In the most commonly used CGA graphics mode, 320x200 with four colors, predefined into one of two palettes, the color select register on the card can set the background color to any of the 16 colors CGA can display. When the background color changes, the border color changes as well. There is BIOS support for this feature, which is why it works when Alley Cat is run on an EGA or VGA card. The area outside the active screen area was not always black. DOSBox does not, in its mainline builds, support showing the border color. DOSBox-x may and 86Box does support showing border color changes but for this capture I decided to use original hardware.
For the first part of this video I have brought out my Tandy 1000 SX, running it in slow mode for 4.77MHz 8088 performance. As I am running an original disk image through a Gotek with Flash Floppy firmware, the PCjr. enhancements are unavailable on this system. Then for the second part of this video, I brought out my PCjr and put the Gotek into it. I recorded the RGBI output of each system via an RGB2HDMI connected to a Datapath VisionRGB E1s while watching the game displayed by the SX and PCjr.'s composite video output.
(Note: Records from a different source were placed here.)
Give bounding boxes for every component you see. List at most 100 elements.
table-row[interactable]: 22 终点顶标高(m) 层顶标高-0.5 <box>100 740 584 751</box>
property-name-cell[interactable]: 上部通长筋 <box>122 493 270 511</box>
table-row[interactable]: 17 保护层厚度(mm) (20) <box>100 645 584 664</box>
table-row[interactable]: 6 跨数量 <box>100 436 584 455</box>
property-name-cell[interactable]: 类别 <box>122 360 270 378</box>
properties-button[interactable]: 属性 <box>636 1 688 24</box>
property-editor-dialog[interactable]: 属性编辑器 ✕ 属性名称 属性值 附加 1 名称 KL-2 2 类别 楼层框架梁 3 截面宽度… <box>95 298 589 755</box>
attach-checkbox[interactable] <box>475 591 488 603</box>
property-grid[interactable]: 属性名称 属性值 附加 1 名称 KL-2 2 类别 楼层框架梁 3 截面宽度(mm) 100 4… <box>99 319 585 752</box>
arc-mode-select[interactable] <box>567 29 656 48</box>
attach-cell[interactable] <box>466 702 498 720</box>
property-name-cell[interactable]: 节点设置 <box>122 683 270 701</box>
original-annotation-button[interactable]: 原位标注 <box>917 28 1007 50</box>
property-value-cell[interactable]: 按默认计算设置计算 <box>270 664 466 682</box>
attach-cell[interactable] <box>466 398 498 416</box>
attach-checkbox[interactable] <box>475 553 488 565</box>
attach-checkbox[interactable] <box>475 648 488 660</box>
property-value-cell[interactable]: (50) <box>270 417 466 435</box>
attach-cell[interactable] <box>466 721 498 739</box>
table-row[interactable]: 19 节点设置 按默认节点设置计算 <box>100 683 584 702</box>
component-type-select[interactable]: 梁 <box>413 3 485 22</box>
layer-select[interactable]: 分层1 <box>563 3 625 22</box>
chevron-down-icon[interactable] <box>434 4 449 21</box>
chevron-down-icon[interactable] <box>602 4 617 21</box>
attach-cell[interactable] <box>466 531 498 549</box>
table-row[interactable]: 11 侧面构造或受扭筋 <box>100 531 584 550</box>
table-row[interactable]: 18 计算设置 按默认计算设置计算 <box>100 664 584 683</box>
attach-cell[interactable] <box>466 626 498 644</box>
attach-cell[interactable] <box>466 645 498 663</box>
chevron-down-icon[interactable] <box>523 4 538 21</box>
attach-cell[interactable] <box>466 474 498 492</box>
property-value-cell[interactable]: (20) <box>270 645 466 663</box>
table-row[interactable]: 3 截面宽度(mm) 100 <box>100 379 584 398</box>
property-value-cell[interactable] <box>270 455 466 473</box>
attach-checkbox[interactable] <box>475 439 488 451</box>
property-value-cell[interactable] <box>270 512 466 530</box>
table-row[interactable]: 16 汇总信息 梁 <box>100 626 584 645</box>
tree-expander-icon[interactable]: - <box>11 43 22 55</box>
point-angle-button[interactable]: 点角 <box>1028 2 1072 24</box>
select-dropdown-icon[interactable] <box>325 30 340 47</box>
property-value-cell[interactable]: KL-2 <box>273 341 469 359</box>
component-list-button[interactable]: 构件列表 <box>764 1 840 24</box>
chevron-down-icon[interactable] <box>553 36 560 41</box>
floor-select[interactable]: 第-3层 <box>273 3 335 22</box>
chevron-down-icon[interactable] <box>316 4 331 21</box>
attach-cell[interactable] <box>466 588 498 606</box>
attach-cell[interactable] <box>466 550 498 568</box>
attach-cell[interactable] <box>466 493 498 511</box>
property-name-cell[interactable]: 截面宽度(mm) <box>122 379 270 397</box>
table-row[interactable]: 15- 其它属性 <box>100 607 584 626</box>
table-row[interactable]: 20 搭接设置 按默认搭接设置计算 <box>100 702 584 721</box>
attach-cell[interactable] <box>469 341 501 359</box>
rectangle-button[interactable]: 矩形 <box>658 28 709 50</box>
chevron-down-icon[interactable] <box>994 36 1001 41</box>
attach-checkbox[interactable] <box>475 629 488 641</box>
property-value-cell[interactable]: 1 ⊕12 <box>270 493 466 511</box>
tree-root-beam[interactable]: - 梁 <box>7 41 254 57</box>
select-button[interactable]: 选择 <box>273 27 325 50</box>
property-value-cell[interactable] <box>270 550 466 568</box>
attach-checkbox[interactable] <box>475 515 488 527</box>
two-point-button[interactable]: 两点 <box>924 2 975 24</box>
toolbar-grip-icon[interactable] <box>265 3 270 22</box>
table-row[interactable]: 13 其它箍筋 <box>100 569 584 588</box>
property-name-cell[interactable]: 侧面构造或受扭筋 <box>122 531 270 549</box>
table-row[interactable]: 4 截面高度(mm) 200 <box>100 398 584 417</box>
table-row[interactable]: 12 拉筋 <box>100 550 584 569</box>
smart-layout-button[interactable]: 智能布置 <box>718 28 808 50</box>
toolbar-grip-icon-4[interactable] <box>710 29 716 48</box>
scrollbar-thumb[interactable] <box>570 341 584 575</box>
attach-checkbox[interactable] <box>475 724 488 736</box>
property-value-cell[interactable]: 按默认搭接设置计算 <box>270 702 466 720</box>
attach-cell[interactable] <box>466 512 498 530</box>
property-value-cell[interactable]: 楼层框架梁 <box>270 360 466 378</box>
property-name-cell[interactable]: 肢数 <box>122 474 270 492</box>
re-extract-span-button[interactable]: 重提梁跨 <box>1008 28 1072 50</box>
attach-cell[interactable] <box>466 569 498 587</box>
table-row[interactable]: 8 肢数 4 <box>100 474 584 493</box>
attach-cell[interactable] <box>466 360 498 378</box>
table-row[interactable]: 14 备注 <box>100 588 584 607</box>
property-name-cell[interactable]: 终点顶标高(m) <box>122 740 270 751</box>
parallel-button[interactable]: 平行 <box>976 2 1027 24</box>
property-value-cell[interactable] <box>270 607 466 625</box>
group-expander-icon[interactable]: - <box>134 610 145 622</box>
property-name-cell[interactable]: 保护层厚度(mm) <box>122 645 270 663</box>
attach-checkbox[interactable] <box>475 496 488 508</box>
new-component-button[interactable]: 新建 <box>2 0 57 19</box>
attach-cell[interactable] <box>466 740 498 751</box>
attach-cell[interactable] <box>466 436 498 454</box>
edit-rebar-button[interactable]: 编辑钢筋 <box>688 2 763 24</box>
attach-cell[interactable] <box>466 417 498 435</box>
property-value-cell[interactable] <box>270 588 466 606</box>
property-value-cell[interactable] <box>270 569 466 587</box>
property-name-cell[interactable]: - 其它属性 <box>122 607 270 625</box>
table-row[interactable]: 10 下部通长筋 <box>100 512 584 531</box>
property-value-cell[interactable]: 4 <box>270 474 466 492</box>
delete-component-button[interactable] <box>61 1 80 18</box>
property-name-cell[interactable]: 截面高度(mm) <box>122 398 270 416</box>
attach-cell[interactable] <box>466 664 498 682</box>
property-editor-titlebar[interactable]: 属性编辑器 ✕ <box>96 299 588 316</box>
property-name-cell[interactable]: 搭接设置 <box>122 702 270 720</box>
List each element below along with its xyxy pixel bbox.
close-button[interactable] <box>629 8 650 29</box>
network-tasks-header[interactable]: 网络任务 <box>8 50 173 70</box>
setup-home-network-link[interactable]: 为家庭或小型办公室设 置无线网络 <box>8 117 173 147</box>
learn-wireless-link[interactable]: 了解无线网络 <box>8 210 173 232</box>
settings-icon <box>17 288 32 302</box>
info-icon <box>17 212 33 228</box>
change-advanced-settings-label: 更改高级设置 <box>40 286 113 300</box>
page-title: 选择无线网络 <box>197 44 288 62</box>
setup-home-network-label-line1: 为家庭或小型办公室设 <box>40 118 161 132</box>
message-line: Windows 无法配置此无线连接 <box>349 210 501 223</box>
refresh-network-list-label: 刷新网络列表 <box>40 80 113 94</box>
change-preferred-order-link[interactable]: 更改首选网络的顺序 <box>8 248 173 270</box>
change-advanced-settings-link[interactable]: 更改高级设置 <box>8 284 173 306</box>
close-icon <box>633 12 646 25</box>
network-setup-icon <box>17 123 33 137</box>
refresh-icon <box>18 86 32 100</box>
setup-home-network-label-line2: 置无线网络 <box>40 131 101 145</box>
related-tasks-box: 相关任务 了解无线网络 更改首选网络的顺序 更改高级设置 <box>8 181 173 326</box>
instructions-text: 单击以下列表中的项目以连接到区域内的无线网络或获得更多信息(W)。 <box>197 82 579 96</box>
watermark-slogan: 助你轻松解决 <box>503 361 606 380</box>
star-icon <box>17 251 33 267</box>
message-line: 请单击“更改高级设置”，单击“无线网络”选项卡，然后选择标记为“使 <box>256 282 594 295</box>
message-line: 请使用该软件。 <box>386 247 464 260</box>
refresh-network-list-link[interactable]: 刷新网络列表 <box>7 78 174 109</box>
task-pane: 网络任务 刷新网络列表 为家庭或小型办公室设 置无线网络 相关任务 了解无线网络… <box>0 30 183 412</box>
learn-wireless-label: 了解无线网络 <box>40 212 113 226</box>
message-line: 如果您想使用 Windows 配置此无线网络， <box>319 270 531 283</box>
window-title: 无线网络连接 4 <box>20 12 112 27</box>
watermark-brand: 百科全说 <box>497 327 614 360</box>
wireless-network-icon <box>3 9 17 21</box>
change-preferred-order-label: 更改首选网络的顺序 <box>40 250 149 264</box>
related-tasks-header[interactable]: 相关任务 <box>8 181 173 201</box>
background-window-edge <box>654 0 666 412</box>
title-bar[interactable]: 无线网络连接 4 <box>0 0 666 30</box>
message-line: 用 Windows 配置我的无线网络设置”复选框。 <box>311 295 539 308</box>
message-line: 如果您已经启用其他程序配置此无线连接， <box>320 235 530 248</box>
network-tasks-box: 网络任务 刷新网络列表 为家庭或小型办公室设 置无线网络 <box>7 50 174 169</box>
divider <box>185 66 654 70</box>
The audio output was recorded through the RCA audio output from the SX and PCjr., which is much easier than using alligator clips on a PC or XT. Control was provided with a Tandy Deluxe Joystick and a IBM PCjr. Attachable Joystick. Both captures were upscaled to a proper CGA 5:6 pixel aspect ratio and combined into one video.
The PCjr. gives the prompt "Are you using a TV or an external speaker" whereas the PC does not. This is necessary because the PCjr.'s enhanced sound chip can only be heard by an external speaker. If you respond with N, you will hear the same PC Speaker music played on a PC. The PCjr. is slower than the PC because Alley Cat does not use RAM above the first 128K area but for the most part the game speed is the same as the PC.
Several screens in Alley Cat change border color. The most notable example is inside the Aquarium Room's fish bowl. On this screen, as Freddy swims around, he changes color as he starts to run out of air. He is using the background color, so the borders change colors as he does. If he touches an electric eel, the screen will flash bright white. The background and border flash green during the bonus score screen and red in the Kennel when the dogs give a warning growl. The background and border color changes from black to blue when you grab a gift box and flashes blue when you reach Felicia in the Cupid Room at the end of each round.